The control of biofilm formation by hydrodynamics of purified water in industrial distribution system

Systems for storage and distribution of purified water at ambient temperature are highly susceptible to microbial contamination. The water flow, microbial content and chemical quality of the purified water in an industrial water system have been simulated in a biofilm annular reactor (BAR) to study the impact of different hydrodynamic conditions on biofilm development. Our results reveal the potential of stagnant purified water at total organic compounds (TOC) below 50ppb to develop biofilm that allows detachment of planktonic bacteria and colonization of new surfaces within 24h. However, under constant water flow over 7 days, the growth of initial biofilm was 40 times less, fewer bacteria were detached, and new surfaces were colonized to a lesser extent.
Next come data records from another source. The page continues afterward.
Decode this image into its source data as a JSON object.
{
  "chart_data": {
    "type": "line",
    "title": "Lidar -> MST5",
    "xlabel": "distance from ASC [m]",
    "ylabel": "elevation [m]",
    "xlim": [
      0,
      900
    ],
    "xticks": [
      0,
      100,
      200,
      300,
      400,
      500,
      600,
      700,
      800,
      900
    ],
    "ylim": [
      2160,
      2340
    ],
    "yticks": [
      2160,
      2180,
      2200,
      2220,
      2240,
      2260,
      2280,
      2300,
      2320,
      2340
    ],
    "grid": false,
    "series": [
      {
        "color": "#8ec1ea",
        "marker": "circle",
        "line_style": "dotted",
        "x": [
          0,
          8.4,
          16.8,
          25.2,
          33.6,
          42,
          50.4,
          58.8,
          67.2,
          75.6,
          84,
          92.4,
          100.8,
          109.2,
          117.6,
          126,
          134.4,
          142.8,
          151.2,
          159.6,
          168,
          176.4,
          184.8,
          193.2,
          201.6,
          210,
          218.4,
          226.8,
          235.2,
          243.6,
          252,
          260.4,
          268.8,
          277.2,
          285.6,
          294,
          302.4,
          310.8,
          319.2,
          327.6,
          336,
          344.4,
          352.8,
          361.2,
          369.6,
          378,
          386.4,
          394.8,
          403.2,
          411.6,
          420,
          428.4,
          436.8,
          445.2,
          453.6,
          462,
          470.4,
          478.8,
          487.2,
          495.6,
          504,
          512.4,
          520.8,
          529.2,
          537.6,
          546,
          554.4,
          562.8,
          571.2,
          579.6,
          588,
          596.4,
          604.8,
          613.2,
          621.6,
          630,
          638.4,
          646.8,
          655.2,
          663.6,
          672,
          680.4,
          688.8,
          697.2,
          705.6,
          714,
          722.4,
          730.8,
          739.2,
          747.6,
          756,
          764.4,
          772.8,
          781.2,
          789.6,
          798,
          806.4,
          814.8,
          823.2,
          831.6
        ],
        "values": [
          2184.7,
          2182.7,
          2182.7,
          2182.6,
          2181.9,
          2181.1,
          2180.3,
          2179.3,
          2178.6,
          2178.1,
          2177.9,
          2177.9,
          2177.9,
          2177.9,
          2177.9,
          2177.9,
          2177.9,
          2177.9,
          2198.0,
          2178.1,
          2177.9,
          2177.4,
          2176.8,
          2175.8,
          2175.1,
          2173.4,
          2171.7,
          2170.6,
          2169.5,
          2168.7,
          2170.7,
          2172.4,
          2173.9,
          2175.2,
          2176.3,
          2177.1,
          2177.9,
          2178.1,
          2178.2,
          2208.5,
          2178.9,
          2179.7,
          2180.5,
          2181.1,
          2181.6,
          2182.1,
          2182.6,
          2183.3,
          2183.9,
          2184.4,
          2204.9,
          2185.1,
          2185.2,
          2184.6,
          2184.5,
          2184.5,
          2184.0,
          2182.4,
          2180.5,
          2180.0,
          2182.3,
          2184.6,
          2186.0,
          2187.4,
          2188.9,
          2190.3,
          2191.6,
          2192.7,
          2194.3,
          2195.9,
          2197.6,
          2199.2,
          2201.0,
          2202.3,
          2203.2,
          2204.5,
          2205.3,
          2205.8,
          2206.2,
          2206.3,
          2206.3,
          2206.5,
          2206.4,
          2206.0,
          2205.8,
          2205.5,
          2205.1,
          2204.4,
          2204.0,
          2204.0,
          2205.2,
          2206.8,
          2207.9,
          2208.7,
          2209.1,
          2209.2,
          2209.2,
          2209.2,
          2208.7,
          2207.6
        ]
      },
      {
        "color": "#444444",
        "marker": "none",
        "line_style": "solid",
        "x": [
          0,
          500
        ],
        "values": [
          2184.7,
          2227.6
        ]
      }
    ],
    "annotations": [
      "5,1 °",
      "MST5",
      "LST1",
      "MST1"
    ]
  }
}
Heterotrophic plate counts (HPCs) in biofilm were highly positively correlated with numbers of detached planktonic bacteria in effluent water. The study shows that the hydrodynamic conditions and level of planktonic HPC in water are critical for the development of biofilm at very low TOC. The results in the BAR agreed well with those from regular industrial microbial monitoring of purified water. To conclude, the BAR successfully simulates biofilm growth and can be used to establish an effective biofilm control strategy. However, the microbial quality of purified water in industrial system is a constant challenge; any increase of HPC in effluent water is a sign to take steps against excessive microbial growth.